EU Commission Clarification on Disclosure Regulation No win for greenwashing

EU Commission Clarification on Disclosure Regulation: No win for greenwashing e fundresearch.com

Last Friday, the European Commission published its long-awaited responses to questions previously posed by the European Supervisory Authorities on the Disclosure Regulation SFDR – in particular in relation to the test of “sustainable investments” and the compliance requirements of Article 9( 3) ) for Funds that track Paris Aligned Benchmarks (“PABs”) / Climate Transition Benchmarks (“CTBs”). Philippe Zaouati, CEO of Mirova, a subsidiary of Natixis Investment Managers specializing in sustainable investments, welcomes the EU Commission’s decision against a stricter definition of sustainable investments and for adhering to the SFDR approach as a transparency regulation by which the actors themselves finance take responsibility for:

“A stricter definition would mean that almost all existing Article 9 funds would have been downgraded.
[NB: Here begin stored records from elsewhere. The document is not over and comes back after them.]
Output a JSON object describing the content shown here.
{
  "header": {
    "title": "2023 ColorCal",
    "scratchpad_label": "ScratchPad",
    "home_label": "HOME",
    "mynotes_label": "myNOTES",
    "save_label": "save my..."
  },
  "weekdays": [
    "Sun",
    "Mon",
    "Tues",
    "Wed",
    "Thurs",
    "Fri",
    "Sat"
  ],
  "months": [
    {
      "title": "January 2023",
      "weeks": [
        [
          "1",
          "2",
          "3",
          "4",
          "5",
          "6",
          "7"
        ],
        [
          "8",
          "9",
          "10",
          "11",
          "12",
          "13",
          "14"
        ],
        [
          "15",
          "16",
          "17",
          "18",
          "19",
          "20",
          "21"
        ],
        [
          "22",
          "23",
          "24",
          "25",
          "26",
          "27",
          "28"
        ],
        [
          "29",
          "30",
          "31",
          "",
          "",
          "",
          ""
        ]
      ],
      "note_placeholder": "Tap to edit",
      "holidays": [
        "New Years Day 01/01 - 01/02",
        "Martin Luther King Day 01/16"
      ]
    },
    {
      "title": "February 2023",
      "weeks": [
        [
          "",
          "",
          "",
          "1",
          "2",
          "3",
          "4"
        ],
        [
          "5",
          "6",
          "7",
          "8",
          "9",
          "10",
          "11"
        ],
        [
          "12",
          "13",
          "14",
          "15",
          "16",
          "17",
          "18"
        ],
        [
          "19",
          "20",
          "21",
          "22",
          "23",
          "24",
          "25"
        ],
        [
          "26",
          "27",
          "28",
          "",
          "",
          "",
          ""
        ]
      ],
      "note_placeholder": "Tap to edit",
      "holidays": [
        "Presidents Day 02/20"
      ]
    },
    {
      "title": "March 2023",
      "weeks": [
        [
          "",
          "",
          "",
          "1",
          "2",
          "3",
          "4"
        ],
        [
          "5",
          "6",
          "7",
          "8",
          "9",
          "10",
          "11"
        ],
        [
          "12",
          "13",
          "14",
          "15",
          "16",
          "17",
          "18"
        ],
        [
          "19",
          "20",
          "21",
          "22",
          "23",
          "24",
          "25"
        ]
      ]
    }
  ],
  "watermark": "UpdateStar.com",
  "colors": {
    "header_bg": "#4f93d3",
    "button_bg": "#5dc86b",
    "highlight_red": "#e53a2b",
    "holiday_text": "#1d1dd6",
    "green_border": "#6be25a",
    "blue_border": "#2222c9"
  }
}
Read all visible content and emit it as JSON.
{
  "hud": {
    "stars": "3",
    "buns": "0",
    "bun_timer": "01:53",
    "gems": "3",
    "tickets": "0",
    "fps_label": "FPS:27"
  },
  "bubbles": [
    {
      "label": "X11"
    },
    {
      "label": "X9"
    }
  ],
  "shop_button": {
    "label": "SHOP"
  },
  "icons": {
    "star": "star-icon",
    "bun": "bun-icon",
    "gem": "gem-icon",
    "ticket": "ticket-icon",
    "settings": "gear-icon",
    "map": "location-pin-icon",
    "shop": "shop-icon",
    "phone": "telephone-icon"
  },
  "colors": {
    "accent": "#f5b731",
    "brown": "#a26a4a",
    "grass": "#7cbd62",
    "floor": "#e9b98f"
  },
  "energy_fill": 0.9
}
The result would have been a huge magma of undifferentiated Article 8 funds. Not a win for sustainable investing, but for players who aren’t taking the issue seriously and would have benefited from the missing categories. Upholding the vision of transparency gives financial actors clear accountability. You have to classify yourself, explain your goals and measures. The media and NGOs have the tools to compare and judge. Contrary to many comments, in my view this is not a greenwashing victory. Because we already have the tools to know what is sustainable: the EU taxonomy, reporting standards, new accounting standards and, most importantly, the science. It is now up to us financial agents to assume our responsibilities. By refusing to turn sustainable finance into a micro niche, the European Commission is forcing all financial actors to assume their responsibilities. No one will be able to say that they are departing from Article 9 because the rules are too restrictive!”